Less than two weeks after Section VIII’s decision to postpone the fall sports season, Massapequa’s school district filed court papers on Sept. 9. On Sept. 17, the Section VIII Athletic Council approved a motion to delay the fall season by a 12-2 vote with two abstentions.

Of Massapequa’s petition, Libert said that Section VIII’s decision had to be made by the Athletic Council and that Massapequa skipped over the appeals process before bringing the suit, failing to “exhaust its administrative remedies.” Libert concluded that even if Massapequa had followed proper procedure, Section VIII’s decision to postpone fall sports “was supported by substantial evidence and was not “arbitrary and capricious,” as Massapequa had claimed.

“I wish it hadn’t come to this — doing this in court,” Pizzarelli said. “We’re still learning things about this disease.
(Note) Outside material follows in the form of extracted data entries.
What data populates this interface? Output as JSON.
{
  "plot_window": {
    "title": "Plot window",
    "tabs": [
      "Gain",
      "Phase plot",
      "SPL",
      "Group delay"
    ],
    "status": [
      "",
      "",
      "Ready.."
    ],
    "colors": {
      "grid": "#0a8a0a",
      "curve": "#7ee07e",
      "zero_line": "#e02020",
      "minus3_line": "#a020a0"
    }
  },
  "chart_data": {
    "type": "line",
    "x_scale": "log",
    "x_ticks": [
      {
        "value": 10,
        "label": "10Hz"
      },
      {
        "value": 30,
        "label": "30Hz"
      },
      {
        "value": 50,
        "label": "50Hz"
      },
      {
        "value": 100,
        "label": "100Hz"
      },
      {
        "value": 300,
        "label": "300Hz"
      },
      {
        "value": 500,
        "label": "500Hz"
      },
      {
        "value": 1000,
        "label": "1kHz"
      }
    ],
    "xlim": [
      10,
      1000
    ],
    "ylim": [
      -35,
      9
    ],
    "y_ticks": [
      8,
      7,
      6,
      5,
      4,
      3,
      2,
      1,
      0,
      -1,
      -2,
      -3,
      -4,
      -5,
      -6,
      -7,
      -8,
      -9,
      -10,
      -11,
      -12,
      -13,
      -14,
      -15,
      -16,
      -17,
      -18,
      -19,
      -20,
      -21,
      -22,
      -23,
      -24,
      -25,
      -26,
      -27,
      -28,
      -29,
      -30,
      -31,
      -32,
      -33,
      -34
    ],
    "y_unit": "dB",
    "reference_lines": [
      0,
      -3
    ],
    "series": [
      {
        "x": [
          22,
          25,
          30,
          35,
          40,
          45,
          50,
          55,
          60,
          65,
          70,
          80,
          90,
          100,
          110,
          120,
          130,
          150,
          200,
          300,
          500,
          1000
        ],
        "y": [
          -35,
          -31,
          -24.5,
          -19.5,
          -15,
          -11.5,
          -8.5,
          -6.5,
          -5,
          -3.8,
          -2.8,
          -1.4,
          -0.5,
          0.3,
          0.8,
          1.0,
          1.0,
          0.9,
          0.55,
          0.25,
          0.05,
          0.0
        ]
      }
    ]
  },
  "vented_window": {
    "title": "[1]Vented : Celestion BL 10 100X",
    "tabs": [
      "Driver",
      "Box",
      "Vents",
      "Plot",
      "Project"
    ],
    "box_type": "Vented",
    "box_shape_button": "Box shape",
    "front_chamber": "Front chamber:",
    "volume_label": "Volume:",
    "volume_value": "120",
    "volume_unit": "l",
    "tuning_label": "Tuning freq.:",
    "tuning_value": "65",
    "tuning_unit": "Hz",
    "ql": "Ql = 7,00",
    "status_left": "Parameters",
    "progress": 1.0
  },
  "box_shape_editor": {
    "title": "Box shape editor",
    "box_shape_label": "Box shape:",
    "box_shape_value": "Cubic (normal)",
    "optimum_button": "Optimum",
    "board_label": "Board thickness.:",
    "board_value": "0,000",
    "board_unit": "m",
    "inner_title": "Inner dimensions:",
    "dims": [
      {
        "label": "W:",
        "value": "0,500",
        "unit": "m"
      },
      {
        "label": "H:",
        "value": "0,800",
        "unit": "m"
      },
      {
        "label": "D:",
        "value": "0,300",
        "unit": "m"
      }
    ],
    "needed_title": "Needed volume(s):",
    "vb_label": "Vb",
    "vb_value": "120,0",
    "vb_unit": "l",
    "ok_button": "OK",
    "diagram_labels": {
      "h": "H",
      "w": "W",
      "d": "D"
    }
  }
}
Numbers are going up in a lot of places. Protecting the health of the kids has to be the priority.”

Despite Massapequa’s lawsuit falling short, there is still hope for Section VIII’s decision to be overturned. The Island Trees school district filed an appeal of the decision with the New York State Public High School Athletic Association. An appeals hearing for both sides was held last Friday and a ruling is expected before the end of this week.